Nem tanto ao Mar, nem tanto à Terra

segunda-feira, 27 de dezembro de 2010

Eugénio de Andrade - a 5 anos de Distância


Passamos pelas coisas sem as ver, gastos, como animais envelhecidos: se alguém chama por nós não respondemos, se alguém nos pede amor não estremecemos, como frutos de sombra sem sabor, vamos caindo ao chão, apodrecidos.

Ainda sabemos cantar, só a nossa voz é que mudou: somos agora mais lentos, mais amargos, e um novo gesto é igual ao que passou.

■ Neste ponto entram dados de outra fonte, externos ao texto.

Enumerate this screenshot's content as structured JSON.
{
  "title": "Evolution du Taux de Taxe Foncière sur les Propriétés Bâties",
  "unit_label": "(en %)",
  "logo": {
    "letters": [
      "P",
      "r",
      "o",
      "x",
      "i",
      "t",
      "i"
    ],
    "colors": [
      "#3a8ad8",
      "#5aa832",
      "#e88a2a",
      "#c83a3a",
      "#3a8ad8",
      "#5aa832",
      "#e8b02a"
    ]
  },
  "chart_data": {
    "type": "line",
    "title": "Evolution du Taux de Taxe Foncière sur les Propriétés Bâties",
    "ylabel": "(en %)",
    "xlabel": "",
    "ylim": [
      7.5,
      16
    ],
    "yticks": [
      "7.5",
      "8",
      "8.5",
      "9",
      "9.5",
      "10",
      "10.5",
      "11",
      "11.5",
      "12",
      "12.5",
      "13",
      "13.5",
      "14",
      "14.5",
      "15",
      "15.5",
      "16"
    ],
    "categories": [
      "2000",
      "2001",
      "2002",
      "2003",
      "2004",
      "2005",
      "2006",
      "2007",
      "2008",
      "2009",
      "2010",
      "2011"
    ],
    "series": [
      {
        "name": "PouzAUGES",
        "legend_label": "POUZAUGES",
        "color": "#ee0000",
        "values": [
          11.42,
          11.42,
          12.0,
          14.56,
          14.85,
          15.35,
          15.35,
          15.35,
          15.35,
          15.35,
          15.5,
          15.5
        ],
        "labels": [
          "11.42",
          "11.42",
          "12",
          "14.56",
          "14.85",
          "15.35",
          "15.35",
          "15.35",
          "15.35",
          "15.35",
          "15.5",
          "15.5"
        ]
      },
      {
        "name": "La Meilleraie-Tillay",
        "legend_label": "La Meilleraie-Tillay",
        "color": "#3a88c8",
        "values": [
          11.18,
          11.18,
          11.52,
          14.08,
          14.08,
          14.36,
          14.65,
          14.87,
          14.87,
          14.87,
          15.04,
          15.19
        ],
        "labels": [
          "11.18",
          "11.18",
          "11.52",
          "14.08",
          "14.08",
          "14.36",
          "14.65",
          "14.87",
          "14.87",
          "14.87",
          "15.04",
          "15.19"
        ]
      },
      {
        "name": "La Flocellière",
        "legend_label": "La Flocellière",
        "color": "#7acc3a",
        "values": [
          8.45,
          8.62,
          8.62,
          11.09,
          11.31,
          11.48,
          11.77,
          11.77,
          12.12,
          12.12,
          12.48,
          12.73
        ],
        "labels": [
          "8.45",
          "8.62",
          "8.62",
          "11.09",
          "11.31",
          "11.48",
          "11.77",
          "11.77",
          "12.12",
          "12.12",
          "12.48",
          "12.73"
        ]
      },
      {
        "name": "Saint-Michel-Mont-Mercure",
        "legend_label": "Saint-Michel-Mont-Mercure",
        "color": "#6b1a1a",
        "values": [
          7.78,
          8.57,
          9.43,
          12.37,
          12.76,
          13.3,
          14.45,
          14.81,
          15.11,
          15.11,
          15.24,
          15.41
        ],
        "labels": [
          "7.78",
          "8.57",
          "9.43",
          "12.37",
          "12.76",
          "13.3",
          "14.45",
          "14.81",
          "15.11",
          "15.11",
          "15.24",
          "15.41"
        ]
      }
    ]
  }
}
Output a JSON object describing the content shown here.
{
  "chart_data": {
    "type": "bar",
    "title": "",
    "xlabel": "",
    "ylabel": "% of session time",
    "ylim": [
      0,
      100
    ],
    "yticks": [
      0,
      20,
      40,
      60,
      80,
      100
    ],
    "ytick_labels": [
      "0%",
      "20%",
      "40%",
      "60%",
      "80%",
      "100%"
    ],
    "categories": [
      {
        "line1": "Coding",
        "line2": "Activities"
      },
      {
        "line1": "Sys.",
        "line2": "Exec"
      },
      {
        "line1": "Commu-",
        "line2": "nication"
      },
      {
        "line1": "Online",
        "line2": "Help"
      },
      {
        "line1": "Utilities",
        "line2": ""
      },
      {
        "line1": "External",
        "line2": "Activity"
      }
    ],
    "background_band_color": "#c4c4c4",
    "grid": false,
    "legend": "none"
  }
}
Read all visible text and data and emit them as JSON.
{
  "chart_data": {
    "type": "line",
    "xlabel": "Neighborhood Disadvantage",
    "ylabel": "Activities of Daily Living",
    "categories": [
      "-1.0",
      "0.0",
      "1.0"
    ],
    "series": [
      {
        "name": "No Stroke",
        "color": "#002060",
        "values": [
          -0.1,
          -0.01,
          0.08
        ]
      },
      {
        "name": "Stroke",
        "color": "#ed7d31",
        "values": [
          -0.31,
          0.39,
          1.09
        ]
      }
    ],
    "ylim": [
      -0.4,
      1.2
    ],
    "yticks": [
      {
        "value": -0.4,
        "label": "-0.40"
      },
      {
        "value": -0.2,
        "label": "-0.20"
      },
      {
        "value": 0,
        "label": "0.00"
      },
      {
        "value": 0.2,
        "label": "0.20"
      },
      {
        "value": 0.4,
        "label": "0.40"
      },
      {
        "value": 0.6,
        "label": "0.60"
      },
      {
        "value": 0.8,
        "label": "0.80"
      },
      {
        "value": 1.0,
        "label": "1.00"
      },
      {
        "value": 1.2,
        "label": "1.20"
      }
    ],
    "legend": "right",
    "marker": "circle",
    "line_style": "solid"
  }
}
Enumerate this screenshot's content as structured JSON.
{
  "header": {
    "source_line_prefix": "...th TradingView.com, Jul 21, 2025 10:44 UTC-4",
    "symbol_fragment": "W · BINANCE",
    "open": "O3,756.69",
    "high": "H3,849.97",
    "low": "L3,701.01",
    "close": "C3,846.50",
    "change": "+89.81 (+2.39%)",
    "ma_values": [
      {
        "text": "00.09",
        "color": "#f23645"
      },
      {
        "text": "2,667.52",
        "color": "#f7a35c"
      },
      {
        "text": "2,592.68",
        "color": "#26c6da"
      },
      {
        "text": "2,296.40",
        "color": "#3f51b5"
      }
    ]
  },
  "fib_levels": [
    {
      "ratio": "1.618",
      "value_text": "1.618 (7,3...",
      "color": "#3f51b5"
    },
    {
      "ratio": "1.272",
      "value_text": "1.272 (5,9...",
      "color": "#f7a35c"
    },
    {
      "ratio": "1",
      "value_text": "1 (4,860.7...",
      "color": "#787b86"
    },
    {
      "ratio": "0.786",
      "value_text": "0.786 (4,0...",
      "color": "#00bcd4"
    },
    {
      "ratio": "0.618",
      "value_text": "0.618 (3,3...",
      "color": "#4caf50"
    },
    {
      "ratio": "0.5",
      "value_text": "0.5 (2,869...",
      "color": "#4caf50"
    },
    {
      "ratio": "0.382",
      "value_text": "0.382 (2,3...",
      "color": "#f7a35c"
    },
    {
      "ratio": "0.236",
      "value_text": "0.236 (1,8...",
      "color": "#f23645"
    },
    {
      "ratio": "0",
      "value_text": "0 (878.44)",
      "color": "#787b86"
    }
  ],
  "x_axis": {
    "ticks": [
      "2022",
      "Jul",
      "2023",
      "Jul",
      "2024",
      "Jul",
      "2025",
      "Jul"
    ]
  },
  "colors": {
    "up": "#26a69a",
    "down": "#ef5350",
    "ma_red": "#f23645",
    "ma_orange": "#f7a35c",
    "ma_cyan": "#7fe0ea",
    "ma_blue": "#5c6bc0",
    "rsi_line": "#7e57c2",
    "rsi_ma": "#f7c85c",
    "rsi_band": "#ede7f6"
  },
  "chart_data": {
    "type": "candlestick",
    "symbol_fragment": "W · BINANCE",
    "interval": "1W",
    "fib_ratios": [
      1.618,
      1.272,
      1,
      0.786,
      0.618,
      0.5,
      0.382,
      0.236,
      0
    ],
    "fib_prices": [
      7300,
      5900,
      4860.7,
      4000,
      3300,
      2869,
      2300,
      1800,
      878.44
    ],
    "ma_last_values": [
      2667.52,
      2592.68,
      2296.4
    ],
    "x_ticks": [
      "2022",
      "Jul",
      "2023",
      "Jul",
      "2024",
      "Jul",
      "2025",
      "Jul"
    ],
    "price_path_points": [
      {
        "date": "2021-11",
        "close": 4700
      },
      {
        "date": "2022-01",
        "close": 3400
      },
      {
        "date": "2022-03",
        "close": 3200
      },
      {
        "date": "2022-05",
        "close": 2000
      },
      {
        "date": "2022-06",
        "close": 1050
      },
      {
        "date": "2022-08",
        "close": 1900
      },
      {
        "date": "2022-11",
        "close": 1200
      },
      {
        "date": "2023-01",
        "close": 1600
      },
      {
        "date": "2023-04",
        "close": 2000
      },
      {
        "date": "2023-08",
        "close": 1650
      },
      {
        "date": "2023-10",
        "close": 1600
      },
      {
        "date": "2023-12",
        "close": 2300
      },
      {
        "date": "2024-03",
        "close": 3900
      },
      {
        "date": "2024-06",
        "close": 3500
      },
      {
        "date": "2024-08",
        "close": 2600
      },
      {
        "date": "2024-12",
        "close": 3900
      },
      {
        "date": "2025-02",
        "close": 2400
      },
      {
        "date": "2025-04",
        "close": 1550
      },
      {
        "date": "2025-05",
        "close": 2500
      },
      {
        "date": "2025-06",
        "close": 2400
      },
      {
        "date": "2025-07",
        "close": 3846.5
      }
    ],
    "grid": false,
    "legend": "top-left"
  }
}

Devias estar aqui rente aos meus lábios para dividir contigo esta amargura dos meus dias partidos um a um - Eu vi a terra limpa no teu rosto, Só no teu rosto e nunca em mais nenhum

Ter só dedos e dentes é muito triste: dedos para amortalhar crianças, dentes para roer a solidão, enquanto o verão pinta de azul o céu e o mar é devassado pelas estrelas. Porém eu procuro-te. Antes que a morte se aproxime, procuro-te. Nas ruas, nos barcos, na cama, com amor, com ódio, ao sol, à chuva, de noite, de dia, triste, alegre — procuro-te.